You can get the latest stable version by cloning the master
branch of our repository with :
git clone https://gitlab.com/inf1603/irisaparser.git
For other versions please see the release section on GitLab, and download the source archive corresponding to the desired version.
Make sure that Python and Pip are installed on your computer.
- Python
>3.10
- Pip
22.0
- Java
>7
This step is necessary only if you do not want to build the package yourself, if you do not wisth to install manually these dependencies, jump to the Build section.
Once all software requirements are satisfied, please install the following pip packages : To install PiPy packages make sure that pip is installed and use :
pip install <packagename>
The following dependencies are required :
- pdfplumber 0.6.0
- tika 1.24
- spacy 3.2.2
- colorama 0.4.4
You can also install every dependency in one go with :
pip install pdfplumber tika spacy colorama
/!\ At first usage, the module will download tika java package, this may take a lot of time. /!\
Note that you must have the dependencies of the Pip package section to use irisaparser this way, if it's not the case please see the Build section or consult the Pip package section.
Make sure you are placed above the irisaparser
directory, or for more convenience build the package.
To parse a pdf file use the command:
python3 -m irisaparser <args>
For example to parse a file named f1.pdf
located in /home/user/pdfs/
and to output results in /tmp
, use:
python3 -m irisaparser /home/user/pdfs/f1.pdf -o /tmp
To parse all the files located in /home/user/pdfs
, use:
python3 -m irisaparser -d /home/user/pdfs
Note that if no output directory is provided using -o
, text files will be placed in current directory.

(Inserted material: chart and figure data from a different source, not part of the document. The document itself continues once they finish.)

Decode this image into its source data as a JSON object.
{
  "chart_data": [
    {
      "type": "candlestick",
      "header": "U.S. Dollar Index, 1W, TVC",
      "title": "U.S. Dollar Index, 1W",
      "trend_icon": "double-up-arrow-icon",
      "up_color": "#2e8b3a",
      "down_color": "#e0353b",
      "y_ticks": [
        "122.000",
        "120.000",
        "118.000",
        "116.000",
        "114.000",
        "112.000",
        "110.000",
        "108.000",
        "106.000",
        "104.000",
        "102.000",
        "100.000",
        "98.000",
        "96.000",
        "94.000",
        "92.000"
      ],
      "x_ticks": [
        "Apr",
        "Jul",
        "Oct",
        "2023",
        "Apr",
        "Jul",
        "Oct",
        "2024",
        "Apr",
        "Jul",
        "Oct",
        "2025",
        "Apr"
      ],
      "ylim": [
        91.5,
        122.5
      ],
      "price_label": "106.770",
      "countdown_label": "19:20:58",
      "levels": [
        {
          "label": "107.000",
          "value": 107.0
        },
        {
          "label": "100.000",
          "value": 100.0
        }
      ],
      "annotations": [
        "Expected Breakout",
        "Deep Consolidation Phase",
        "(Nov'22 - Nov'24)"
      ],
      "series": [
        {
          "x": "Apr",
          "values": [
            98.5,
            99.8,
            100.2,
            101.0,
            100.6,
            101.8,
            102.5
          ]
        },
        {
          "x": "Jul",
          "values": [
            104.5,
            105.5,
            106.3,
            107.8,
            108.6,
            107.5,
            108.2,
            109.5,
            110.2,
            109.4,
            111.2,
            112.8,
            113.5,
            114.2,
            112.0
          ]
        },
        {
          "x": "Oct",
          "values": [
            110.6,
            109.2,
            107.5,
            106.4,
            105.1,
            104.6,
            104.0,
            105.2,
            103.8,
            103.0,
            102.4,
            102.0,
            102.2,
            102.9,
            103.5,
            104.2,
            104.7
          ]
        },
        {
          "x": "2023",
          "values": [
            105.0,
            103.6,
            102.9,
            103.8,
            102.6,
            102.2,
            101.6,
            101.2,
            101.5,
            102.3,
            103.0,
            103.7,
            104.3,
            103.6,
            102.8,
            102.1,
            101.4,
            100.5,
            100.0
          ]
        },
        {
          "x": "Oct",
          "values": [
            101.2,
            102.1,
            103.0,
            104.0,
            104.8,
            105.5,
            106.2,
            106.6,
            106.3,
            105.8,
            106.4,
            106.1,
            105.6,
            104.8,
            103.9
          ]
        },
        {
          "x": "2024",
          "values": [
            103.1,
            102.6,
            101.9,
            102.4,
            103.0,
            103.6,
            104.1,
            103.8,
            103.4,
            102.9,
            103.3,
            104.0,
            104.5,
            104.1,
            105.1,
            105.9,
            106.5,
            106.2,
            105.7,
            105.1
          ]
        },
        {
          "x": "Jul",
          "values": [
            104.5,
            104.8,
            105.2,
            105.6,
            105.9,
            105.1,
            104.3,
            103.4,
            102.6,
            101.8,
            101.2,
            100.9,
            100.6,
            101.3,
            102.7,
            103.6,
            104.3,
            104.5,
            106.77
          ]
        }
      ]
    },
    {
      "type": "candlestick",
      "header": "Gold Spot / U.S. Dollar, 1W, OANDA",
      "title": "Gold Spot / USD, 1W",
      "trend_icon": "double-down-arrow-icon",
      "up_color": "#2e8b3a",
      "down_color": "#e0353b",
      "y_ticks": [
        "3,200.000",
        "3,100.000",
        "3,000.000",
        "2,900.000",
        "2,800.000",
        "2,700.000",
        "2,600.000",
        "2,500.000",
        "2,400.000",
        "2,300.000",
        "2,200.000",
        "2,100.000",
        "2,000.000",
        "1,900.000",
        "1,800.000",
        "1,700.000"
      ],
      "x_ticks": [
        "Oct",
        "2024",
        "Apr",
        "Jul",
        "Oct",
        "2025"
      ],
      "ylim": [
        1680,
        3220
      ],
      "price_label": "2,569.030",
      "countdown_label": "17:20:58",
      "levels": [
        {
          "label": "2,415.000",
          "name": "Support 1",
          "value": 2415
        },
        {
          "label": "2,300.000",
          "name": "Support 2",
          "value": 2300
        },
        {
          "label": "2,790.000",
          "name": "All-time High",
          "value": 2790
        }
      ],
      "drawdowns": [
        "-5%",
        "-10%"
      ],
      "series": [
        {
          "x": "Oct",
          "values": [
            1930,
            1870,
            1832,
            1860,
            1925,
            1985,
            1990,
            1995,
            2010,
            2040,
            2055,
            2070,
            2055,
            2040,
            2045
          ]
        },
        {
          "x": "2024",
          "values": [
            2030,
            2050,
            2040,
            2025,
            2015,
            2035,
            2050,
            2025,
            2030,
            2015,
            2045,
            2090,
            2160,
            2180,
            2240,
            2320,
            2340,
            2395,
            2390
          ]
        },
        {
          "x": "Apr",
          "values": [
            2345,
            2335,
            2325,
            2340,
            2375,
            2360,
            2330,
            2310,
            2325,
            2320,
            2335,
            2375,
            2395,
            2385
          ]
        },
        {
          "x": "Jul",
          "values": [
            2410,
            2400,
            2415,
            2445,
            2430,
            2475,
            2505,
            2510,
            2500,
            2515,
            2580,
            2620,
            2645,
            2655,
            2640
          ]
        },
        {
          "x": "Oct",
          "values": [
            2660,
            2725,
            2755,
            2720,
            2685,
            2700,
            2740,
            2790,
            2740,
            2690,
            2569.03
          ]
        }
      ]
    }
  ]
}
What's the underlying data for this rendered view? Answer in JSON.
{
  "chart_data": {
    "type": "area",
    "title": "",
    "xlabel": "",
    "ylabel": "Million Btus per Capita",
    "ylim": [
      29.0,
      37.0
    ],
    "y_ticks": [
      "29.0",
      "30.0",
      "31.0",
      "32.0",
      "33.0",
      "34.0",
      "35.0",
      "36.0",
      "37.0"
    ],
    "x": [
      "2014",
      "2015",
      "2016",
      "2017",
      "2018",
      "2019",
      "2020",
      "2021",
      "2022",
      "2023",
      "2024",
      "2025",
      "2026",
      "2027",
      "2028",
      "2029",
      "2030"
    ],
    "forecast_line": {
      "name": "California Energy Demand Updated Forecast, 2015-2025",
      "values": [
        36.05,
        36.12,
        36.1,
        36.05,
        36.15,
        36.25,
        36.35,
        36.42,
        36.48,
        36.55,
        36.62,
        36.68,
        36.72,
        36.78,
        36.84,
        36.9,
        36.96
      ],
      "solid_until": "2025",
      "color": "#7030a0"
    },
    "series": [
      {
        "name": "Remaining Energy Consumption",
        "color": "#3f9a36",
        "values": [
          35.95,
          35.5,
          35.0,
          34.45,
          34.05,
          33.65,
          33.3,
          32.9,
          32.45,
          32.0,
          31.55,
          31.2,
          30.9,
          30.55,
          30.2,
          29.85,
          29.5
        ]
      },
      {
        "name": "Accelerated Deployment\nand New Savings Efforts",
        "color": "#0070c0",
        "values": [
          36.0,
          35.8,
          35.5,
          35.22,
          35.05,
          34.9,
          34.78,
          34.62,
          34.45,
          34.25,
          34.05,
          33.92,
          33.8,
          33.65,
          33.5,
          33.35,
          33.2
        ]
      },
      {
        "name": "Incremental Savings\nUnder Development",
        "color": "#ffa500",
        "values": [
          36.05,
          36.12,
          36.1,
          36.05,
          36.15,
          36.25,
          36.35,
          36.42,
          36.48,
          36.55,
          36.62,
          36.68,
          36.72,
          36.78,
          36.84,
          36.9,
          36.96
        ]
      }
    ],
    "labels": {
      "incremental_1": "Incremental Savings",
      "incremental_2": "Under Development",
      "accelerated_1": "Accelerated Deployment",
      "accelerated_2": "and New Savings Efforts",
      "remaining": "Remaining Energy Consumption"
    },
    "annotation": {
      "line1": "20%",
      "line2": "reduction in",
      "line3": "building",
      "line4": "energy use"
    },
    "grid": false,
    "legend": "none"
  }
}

For more information about how to use the module, type the following command:
python3 -m irisaparser --help
Make sure that you have setuptools and wheel on your system, you can install these dependencies with the command:
pip install setuptools wheel
To build the package make sure that you are above the irisaparser
directory inside the file hierarchy, and use the following command:
python3 setup.py bdist_wheel
for more information about this command consult the documentation
To install your package, use the following command with the .whl
file you just built:
pip install <some .whl file>
/!\ At first usage, the module will download tika java package, this may take a lot of time. /!\
Once you have installed the package, you can use it with the following command everywhere:
python3 -m irisaparser <args>
You can also import the package in a python script like this :
import irisaparser
# parse a file and put the output in the specified directory:
irisaparser.parseFile("filename","./out")
# parse a file and put the xml output in the current directory:
irisaparser.parseFile("filename",xml=True)
# parse multiple files provided in the list parameter files:
filesnames = ["file1","file2"]
irisaparser.parseFiles(filenames)
# do the equivalent of the command line usage, just pass the arguments as a list of strings:
args = ["-d","./Corpus_2021","-o","./out"]
irisaparser.parseArgs(args)
For more information about the different options and behaviors of the program consult our documentation page (or the DOC.md
file if you downloaded the source code).